On Wednesday I was attacked by a dog. I was working, my dogs kept barking and I looked outside to see a large dog running up the street. Many of my neighbors are elderly so I went outside to help. The dog saw me and began running toward me. I was elated at first. But then I noticed something different. He wasn’t a pup and was not coming to play. He quickly went for my left leg and luckily bit my pants. He then lunged and bit my right leg. I kicked him in the jaw. He was not fazed. He continued to lunge while I kept eye contact, yelled NO and kicked while taking small steps backward. I got to the front door of my house by the time the owner and neighbor arrived to leash him. The owner apologized profusely. The other neighbor helping her got angry and told her, “This is the third time your dog has bitten someone. This dog needs a new home.” The dog’s owner dismissed him because she is loyal to a fault.
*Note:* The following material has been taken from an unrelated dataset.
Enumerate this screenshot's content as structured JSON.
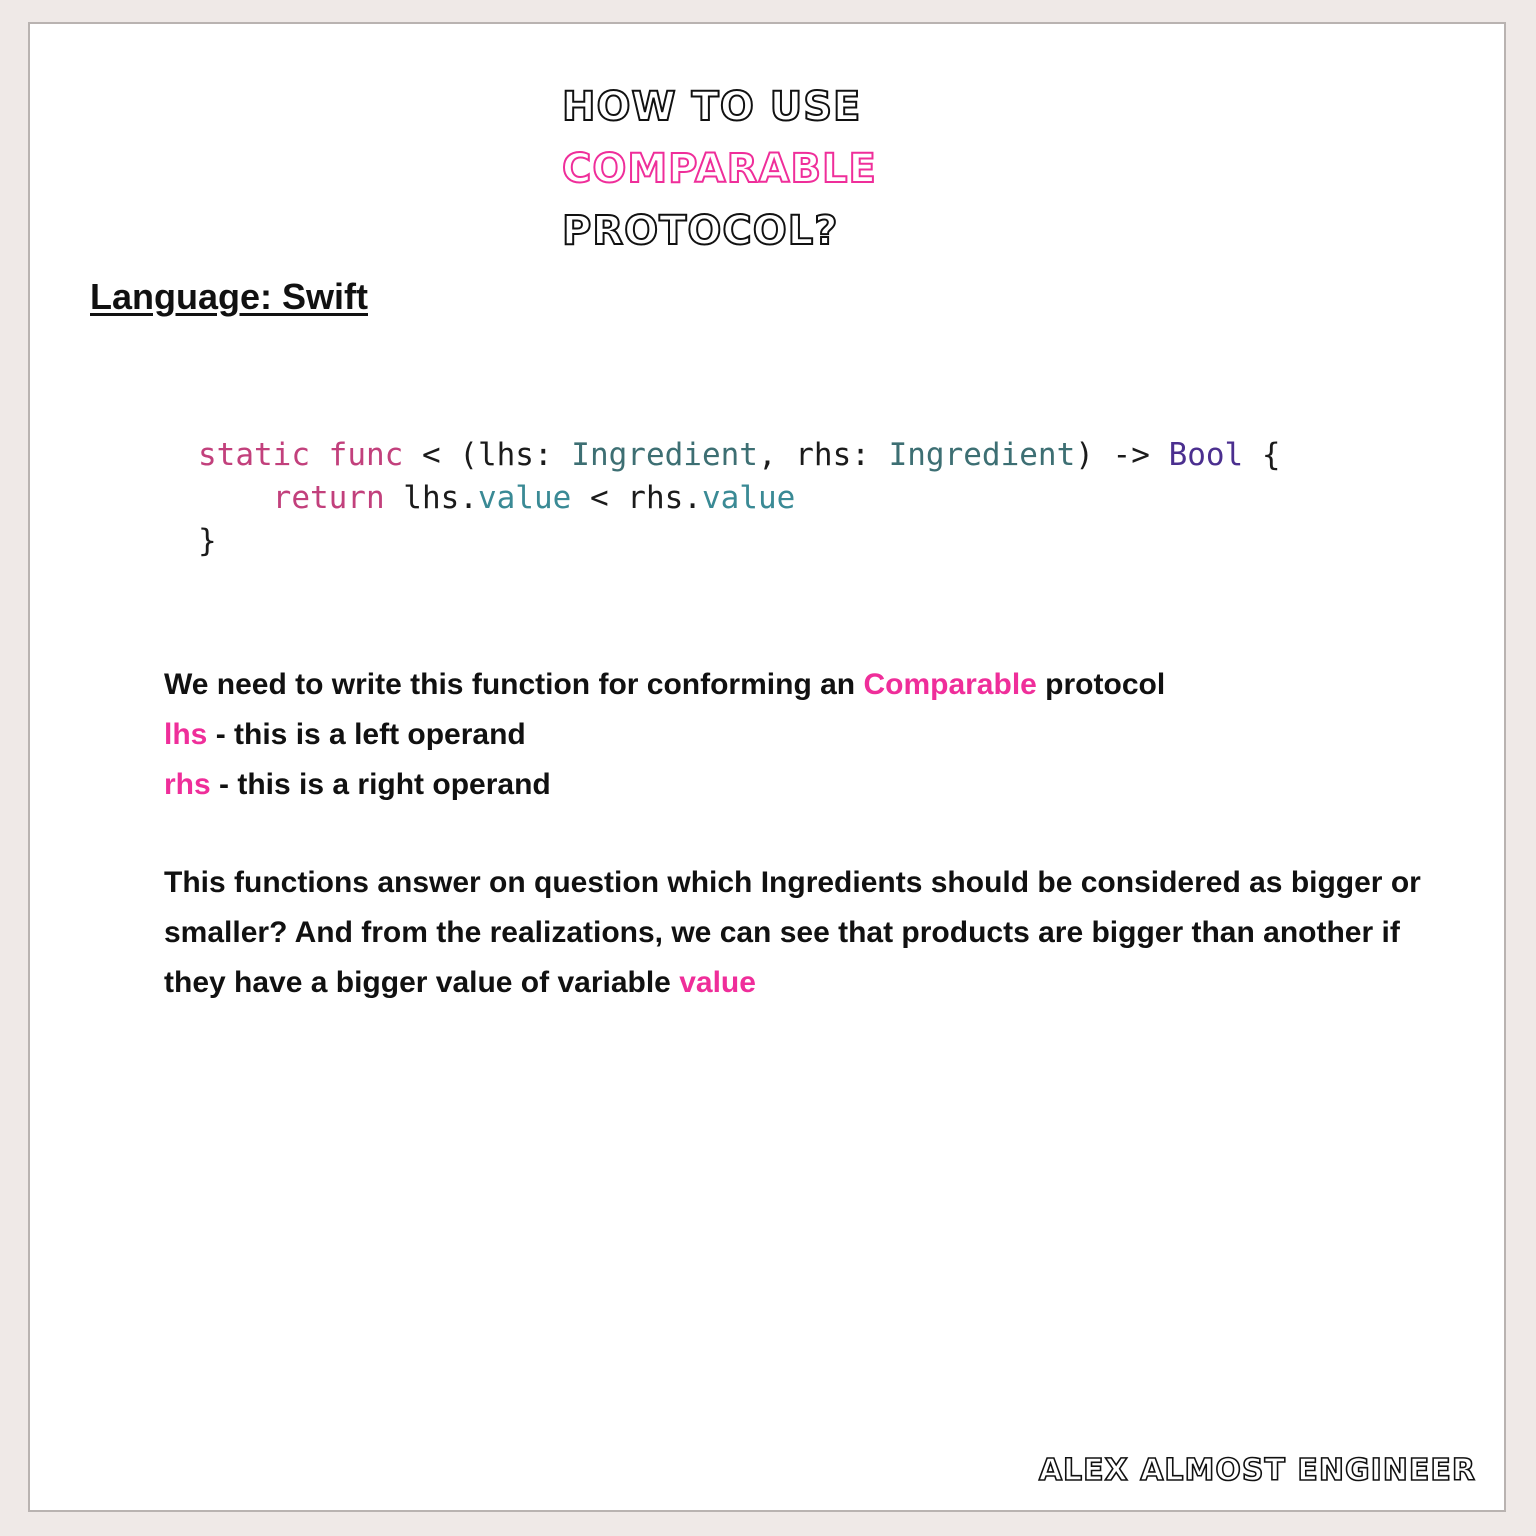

Back to the original blog:
I have been thinking about the idea of loyalty for the past few months. Loyalty is an attribute everyone identifies with. Have you ever met a person stating otherwise? Loyalty is tossed around like most adjectives- Also fun, friendly, outgoing and of course kind.
Loyalty can apply to myriad situations. It could be in friendships or relationships. It could be family, pets, job, or a political party. People really like touting themselves as loyal.
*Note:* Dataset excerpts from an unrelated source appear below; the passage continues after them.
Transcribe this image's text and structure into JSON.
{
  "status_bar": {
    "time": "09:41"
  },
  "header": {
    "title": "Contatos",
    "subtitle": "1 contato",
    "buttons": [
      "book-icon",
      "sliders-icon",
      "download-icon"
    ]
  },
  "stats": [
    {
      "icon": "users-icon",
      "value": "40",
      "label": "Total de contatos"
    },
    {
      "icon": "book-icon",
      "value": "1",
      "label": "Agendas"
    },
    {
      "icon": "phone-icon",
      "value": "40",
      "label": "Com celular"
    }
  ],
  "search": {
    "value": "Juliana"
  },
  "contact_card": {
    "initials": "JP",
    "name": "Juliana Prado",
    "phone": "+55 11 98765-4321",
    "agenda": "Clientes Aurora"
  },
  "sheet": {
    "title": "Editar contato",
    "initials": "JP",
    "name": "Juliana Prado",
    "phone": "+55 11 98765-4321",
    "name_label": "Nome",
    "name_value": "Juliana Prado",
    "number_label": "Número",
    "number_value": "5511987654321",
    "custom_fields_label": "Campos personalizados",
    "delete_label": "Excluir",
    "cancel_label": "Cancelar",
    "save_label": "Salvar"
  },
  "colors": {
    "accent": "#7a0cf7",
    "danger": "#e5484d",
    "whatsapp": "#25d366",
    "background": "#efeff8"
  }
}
The reason I have been thinking so much of this lately is quietly watching others display their loyalty in various areas while not tending to others.
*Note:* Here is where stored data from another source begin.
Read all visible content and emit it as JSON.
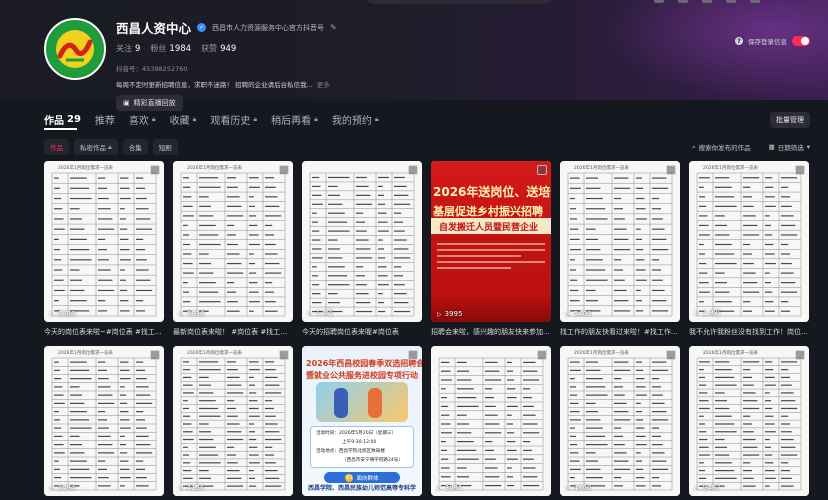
{
  "profile": {
    "name": "西昌人资中心",
    "verify_text": "西昌市人力资源服务中心官方抖音号",
    "follow_label": "关注",
    "follow_count": "9",
    "fans_label": "粉丝",
    "fans_count": "1984",
    "likes_label": "获赞",
    "likes_count": "949",
    "douyin_id": "抖音号：45398252760",
    "bio": "每周不定时更新招聘信息，求职不迷路！ 招聘的企业请后台私信我...",
    "bio_more": "更多",
    "replay_label": "精彩直播回放",
    "save_login_label": "保存登录信息"
  },
  "tabs": [
    {
      "label": "作品",
      "count": "29",
      "locked": false
    },
    {
      "label": "推荐",
      "locked": false
    },
    {
      "label": "喜欢",
      "locked": true
    },
    {
      "label": "收藏",
      "locked": true
    },
    {
      "label": "观看历史",
      "locked": true
    },
    {
      "label": "稍后再看",
      "locked": true
    },
    {
      "label": "我的预约",
      "locked": true
    }
  ],
  "batch_manage_label": "批量管理",
  "filters": [
    "作品",
    "私密作品",
    "合集",
    "短剧"
  ],
  "search_works_label": "搜索你发布的作品",
  "date_filter_label": "日期筛选",
  "videos": [
    {
      "caption": "今天的岗位表来啦~#岗位表 #找工...",
      "plays": "8988",
      "kind": "doc",
      "doc_title": "2026年1月岗位需求一览表"
    },
    {
      "caption": "最新岗位表来啦！ #岗位表 #找工作...",
      "plays": "7836",
      "kind": "doc",
      "doc_title": "2026年1月岗位需求一览表"
    },
    {
      "caption": "今天的招聘岗位表来喔#岗位表",
      "plays": "1.4万",
      "kind": "doc",
      "doc_title": ""
    },
    {
      "caption": "招聘会来啦，感兴趣的朋友快来参加...",
      "plays": "3995",
      "kind": "poster-red",
      "poster_line1": "2026年送岗位、送培训、",
      "poster_line2": "基层促进乡村振兴招聘",
      "poster_line3": "自发搬迁人员暨民营企业"
    },
    {
      "caption": "找工作的朋友快看过来啦！#找工作...",
      "plays": "5409",
      "kind": "doc",
      "doc_title": "2026年1月岗位需求一览表"
    },
    {
      "caption": "我不允许我粉丝没有找到工作！岗位...",
      "plays": "1.8万",
      "kind": "doc",
      "doc_title": "2026年1月岗位需求一览表"
    },
    {
      "caption": "",
      "plays": "2484",
      "kind": "doc",
      "doc_title": "2026年1月岗位需求一览表"
    },
    {
      "caption": "",
      "plays": "4156",
      "kind": "doc",
      "doc_title": "2026年1月岗位需求一览表"
    },
    {
      "caption": "",
      "plays": "",
      "kind": "poster-blue",
      "poster_title1": "2026年西昌校园春季双选招聘会",
      "poster_title2": "暨就业公共服务进校园专项行动",
      "info1": "活动时间：2026年5月20日（星期三）",
      "info2": "上午9:30-12:00",
      "info3": "活动地点：西昌学院北校区致知楼",
      "info4": "（西昌市安宁镇学府路24号）",
      "badge_num": "01",
      "badge_label": "面向群体",
      "bottom_text": "西昌学院、西昌民族幼儿师范高等专科学"
    },
    {
      "caption": "",
      "plays": "3061",
      "kind": "doc",
      "doc_title": ""
    },
    {
      "caption": "",
      "plays": "4800",
      "kind": "doc",
      "doc_title": "2026年1月岗位需求一览表"
    },
    {
      "caption": "",
      "plays": "9487",
      "kind": "doc",
      "doc_title": "2026年1月岗位需求一览表"
    }
  ],
  "colors": {
    "accent": "#fe2c55",
    "background": "#16181f"
  },
  "icons": [
    "verified-icon",
    "edit-icon",
    "live-replay-icon",
    "help-icon",
    "lock-icon",
    "search-icon",
    "calendar-icon",
    "play-icon"
  ]
}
My Dad always spoke about being loyal to a fault. Over the years I admired this quality and followed suit. As an adult I found that loyal to a fault is flawed.
When we say we are loyal humans at what point are we not? Is it when beliefs do not coincide? What happens when friends don’t want the best for us? How long do you stay when your partner continually mistreats you? Or support a family member making poor choices? Do you stay loyal to a job or person that doesn’t value or celebrate you? What about the animal you love that continually acts out? Most recently, what do you do when your political party leaves you unsatisfied?
Do you stay? Do you remain loyal to a fault?
My thoughts are what loyalty really means to you. Everyone is quick to hold on to the word and describe themselves as such. But what if being loyal to a fault isn’t the best option?
Mike and I have had time off this past month and we have talked at length about the same questions. Loyalty is something to be cherished in the right circumstances. However when does a person decide, “I am not loyal to dysfunction?”
More than anything I am interested in your insight. What makes you loyal? When do you decide to NOT be loyal?